Com a privatização dos CTT um novo ciclo na distribuição postal se iniciou no nosso País concorde-se, ou não, com a opção que o Governo assumiu.
Ou seja, o Governo decidiu que o correio, as encomendas postais, os vales postais, etc., passassem para a iniciativa privada e terminando, com esta opção política de vermos os Correios, ou os CTT como sempre os vimos – como entidades ou serviços públicos.
E, sendo assim não posso deixar de estranhar a opção do Presidente Augusto Barros e restante Executivo da Junta de Freguesia Urbana de S. João Baptista e Santa Maria dos Olivais de, no seu edifício construído com dinheiros públicos e devendo o mesmo estar ao serviço da comunidade da freguesia, possibilitar que uma empresa privada nele se instale e faça negócios privados a troco de uma “esmola” para a freguesia.
Estranheza aquela que nos levou, PSD a votar contra tal opção porque dificilmente compreendida pela população.
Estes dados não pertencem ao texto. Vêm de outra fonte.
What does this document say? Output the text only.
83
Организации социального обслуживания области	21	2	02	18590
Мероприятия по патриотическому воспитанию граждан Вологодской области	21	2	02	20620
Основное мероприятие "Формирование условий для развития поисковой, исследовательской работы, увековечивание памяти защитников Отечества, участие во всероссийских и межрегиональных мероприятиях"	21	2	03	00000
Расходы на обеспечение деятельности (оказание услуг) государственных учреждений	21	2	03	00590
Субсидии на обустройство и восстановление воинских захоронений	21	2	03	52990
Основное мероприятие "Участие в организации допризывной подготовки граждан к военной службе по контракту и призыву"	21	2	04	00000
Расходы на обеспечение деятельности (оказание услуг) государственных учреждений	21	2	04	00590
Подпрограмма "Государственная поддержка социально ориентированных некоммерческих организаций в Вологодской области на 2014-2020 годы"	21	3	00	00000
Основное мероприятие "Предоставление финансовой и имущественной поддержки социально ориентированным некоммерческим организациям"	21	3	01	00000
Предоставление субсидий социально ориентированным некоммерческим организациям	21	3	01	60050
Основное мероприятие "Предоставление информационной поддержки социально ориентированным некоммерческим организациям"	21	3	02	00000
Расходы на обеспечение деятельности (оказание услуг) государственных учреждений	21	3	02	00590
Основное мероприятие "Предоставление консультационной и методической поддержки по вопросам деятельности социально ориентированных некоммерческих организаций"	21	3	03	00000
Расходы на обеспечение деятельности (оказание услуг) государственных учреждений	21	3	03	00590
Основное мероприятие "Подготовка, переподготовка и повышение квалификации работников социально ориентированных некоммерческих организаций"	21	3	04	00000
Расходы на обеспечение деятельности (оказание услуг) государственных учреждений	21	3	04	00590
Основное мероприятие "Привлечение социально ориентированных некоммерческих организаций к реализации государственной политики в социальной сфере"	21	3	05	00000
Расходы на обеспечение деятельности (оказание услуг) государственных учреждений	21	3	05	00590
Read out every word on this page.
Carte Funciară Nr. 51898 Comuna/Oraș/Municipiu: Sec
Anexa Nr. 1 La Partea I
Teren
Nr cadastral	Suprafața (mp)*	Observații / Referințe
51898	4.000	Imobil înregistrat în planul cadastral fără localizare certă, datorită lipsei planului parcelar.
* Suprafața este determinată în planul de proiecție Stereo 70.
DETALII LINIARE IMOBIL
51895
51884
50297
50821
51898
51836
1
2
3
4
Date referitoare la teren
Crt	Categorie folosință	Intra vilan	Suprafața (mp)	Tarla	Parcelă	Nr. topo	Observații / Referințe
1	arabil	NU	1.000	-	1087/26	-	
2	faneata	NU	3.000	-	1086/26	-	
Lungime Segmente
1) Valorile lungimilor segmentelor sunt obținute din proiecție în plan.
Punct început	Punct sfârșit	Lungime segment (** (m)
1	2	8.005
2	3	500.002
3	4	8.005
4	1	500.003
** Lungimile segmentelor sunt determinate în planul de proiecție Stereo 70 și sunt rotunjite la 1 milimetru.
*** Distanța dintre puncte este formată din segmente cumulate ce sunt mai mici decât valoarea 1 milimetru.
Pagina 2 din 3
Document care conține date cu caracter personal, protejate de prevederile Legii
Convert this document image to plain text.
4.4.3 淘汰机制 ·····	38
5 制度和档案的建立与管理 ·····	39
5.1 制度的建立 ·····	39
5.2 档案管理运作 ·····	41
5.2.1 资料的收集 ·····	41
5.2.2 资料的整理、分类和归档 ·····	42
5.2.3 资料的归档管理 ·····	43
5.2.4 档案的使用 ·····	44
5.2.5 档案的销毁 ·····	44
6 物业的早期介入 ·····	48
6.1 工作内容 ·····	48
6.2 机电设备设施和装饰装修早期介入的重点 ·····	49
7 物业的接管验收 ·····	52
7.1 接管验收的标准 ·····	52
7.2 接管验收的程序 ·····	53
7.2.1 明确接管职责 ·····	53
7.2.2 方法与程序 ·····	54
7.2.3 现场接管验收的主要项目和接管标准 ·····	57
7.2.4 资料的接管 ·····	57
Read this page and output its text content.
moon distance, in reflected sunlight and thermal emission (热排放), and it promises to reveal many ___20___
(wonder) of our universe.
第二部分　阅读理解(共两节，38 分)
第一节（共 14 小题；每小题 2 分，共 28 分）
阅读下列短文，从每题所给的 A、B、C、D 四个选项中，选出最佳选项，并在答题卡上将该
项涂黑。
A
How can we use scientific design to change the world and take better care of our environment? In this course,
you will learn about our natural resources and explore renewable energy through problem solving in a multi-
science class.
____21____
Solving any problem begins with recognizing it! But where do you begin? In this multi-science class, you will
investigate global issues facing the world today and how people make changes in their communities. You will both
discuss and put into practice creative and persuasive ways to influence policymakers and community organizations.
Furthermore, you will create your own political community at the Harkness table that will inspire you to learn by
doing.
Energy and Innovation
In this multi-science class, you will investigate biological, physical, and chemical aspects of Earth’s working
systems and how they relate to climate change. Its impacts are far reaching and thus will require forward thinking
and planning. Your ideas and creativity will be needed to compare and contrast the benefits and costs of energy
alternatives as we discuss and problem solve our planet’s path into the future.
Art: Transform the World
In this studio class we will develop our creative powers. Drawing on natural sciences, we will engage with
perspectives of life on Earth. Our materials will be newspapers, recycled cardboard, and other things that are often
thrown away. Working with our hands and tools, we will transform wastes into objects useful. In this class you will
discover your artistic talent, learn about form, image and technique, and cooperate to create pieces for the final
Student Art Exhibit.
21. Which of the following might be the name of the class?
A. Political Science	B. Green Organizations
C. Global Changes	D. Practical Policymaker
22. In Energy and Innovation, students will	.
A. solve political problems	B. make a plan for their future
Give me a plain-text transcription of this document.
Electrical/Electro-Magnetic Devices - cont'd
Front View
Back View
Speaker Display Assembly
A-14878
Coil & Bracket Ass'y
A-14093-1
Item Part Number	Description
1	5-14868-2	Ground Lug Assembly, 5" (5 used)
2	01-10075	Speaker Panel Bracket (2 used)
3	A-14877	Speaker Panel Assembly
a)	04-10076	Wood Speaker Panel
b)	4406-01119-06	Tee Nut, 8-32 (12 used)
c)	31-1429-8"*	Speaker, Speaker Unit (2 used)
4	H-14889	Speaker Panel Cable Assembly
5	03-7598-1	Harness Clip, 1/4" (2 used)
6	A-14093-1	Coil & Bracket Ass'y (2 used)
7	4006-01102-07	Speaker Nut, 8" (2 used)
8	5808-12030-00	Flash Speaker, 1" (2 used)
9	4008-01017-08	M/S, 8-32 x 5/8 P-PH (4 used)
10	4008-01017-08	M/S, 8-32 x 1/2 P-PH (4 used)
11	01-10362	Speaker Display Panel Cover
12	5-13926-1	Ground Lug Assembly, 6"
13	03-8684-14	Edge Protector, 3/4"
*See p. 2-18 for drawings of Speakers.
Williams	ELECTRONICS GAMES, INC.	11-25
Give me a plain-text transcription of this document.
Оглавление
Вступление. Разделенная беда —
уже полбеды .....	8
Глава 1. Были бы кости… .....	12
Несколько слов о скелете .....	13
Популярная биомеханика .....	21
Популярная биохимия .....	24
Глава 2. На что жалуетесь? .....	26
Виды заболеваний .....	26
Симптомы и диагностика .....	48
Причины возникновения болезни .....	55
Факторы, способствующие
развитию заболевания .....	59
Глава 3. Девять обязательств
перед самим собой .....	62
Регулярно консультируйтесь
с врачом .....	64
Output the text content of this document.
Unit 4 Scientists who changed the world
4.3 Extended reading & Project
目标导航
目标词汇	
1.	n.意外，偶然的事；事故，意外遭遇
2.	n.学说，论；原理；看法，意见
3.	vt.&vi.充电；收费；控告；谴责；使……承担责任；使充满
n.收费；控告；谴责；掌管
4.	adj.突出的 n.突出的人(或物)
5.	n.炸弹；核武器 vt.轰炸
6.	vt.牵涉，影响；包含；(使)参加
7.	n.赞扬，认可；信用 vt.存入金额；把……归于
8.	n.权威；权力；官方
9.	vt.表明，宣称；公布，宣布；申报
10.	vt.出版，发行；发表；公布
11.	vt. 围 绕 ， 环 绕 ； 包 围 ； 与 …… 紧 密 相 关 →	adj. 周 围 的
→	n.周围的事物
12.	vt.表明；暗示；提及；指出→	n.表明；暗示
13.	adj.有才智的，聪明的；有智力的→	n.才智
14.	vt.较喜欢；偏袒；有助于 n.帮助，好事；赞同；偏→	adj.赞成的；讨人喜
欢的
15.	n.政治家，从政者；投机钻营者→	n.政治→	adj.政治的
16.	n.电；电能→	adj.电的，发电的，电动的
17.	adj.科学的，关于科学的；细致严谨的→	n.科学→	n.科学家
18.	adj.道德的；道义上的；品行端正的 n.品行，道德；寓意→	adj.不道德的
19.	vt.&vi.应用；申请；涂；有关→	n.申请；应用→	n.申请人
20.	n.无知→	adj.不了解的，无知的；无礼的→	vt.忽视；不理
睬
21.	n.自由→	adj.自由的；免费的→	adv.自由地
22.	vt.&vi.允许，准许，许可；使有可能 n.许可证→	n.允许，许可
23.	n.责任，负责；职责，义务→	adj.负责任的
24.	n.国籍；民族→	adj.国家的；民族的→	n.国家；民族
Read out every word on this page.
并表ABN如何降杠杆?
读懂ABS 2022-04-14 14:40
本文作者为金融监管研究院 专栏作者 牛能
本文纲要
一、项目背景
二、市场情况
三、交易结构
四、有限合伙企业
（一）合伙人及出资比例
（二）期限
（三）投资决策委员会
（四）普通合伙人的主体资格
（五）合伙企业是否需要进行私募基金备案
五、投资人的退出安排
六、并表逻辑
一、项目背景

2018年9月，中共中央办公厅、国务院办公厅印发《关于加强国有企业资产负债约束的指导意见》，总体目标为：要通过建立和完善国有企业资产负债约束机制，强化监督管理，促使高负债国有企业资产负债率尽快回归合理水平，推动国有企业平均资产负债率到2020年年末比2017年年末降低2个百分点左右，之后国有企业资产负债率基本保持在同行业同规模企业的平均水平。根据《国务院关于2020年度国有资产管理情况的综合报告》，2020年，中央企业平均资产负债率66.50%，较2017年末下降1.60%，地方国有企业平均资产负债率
Votar contra porque são os funcionários da Junta que se vêm obrigados a trabalhar para terceiros (privados) prejudicando o serviço público; trabalhadores da Junta que manuseiam dinheiros privados sem condições de segurança (JÁ SE ESQUECEU O SR. PRESIDENTE DO ASSALTO HÁ POUCOS MESES A UM FUNCIONÁRIO DOS CTT EM PLENA VIA PUBLICA), e se for a um funcionário da Junta no futuro? E se, actualmente, o manuseio de dinheiros públicos já é preocupante, o que será com dinheiros privados. É importante não esquecer que os CTT, na actual versão de empresa privada, pagam vales de correio; pensões de reforma e outras. Ou seja, temos a partir do momento em que se inicia a actividade ao serviço dos CTT a responsabilização de funcionários da Junta. E será que o executivo da Junta pensou em tal? Tomou as necessárias medidas de segurança? Ou vai contratar uma empresa de segurança privada para garantir a segurança de funcionários e de instalações? Ponderou num contrato de seguro que proteja os funcionários?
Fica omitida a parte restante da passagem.